Speaking of the Father, Saint Anthony does not emphasise his divine attributes of causality, omnipotence, or infinity, but rather he underlines His goodness and His mercy. The word "Father" is intimately associated in the saint's mind with a loving God, who saves His creatures, who gives of himself to them. God the Father is love, writes Anthony; only He can communicate that what He is, love, as long as we ask him in our prayers in the name of Christ. The Father is Supreme Good, who extends to all existing creatures His kindness. Everything that is above Earth, in the air, in the water, everything that is in the sky and among the angels, everything that has intelligence and reason, lives, moves and exists; all of this comes from Him, universal principle and fountain of goodness.
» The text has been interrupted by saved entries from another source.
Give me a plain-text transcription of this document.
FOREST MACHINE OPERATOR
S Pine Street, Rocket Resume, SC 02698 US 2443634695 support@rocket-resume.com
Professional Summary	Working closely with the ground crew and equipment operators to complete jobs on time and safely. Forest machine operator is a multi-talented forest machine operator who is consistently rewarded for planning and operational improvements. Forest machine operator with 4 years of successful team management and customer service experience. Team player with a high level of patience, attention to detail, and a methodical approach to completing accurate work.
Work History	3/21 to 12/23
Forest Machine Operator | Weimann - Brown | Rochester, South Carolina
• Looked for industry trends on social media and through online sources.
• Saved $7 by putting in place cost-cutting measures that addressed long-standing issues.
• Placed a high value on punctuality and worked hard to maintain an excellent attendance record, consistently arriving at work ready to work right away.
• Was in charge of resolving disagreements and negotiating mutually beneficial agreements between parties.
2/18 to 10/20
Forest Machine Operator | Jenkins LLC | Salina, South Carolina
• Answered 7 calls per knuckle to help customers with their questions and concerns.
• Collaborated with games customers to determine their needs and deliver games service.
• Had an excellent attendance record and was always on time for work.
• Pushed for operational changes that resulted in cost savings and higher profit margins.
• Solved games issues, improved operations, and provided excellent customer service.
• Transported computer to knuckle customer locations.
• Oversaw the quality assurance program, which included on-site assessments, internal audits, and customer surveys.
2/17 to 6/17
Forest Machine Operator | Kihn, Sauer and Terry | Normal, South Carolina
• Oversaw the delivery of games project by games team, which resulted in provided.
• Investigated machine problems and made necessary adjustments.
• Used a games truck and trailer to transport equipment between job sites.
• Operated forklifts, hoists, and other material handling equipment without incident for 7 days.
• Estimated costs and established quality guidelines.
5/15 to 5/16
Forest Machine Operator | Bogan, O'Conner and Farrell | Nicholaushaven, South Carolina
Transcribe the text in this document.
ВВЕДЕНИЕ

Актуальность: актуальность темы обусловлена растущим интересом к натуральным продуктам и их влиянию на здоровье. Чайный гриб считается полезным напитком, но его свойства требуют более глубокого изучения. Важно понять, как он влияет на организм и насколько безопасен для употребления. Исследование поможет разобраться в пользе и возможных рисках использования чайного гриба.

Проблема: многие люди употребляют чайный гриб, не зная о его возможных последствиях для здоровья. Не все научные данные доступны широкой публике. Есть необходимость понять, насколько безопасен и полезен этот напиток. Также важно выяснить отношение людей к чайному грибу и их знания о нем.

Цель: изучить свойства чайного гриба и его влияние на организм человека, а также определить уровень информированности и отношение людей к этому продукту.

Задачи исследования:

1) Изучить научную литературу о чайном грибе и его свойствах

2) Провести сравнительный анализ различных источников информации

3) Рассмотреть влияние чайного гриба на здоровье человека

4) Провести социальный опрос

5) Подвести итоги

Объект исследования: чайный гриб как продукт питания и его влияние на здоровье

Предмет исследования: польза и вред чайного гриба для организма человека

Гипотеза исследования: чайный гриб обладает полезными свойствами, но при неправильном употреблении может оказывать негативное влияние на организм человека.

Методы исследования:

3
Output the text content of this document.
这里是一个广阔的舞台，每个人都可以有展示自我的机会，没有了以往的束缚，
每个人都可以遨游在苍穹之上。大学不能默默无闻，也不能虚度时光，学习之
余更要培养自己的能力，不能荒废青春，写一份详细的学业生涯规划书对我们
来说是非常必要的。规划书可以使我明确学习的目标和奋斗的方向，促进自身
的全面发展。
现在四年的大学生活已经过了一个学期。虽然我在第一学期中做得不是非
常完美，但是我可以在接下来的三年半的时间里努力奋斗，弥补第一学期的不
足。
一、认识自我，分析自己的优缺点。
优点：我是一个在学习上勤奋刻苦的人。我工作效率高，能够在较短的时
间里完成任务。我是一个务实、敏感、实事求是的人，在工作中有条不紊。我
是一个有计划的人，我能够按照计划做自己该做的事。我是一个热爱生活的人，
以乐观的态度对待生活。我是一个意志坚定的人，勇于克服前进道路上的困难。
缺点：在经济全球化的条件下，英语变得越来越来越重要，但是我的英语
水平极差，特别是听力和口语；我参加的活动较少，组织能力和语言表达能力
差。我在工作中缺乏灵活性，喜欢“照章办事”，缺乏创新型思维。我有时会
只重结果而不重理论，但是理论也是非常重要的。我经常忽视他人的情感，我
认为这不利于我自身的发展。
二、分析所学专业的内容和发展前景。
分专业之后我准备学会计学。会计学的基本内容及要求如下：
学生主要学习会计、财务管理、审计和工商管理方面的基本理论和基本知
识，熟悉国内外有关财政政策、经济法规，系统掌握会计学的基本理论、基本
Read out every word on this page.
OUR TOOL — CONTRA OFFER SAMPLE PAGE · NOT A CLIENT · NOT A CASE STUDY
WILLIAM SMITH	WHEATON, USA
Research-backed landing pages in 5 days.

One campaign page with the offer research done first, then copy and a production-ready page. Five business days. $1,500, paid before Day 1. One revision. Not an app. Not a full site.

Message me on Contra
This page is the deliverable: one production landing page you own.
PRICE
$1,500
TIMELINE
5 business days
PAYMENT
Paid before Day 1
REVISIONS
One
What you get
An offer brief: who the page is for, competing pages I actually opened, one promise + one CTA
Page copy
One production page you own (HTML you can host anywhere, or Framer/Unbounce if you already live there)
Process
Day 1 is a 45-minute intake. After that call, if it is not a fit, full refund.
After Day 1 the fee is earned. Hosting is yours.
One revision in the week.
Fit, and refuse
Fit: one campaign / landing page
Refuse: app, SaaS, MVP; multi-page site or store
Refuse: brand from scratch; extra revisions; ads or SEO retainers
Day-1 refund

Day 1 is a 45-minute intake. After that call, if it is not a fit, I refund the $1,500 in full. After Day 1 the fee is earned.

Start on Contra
Between God and man there is a big difference: man involves himself in deeds to acquire something and to increase his own happiness; God, who has everything, acts externally only to give. When an imperfect being gives, it can not put itself aside; even in his most generous outbursts of affection, man is a bit selfish. Only God, the Most Perfect, the "fountain of goodness," works freely for pure love.

Saint Anthony often speaks of the mercy of the Father, to instil confidence in the repentant sinner. He calls Him by the name of "Father of Mercy" because he connects Him especially with the attribute of mercy. He who one day wishes to participate in the joy of the heavenly banquet should consider the power of the Lord, the wisdom of God, the mercy of the Father; consider His power in fear, his wisdom for knowledge and his mercy to confide.

The Father can be known adequately if He is contemplated in the face of the Son, who is the full revelation of His love down here in the world. Anthony, in calling Christ Verbum Patris, Sermo Patris, Vox Patris, more than giving an ontological sense of the divine derivation of the Word, wants to point out the very close relationship between the Father and the Son in the history of salvation, a history that reveals the love and mercy of the Father. In the Sermones, the saint develops a functional theology, more that a theology of being.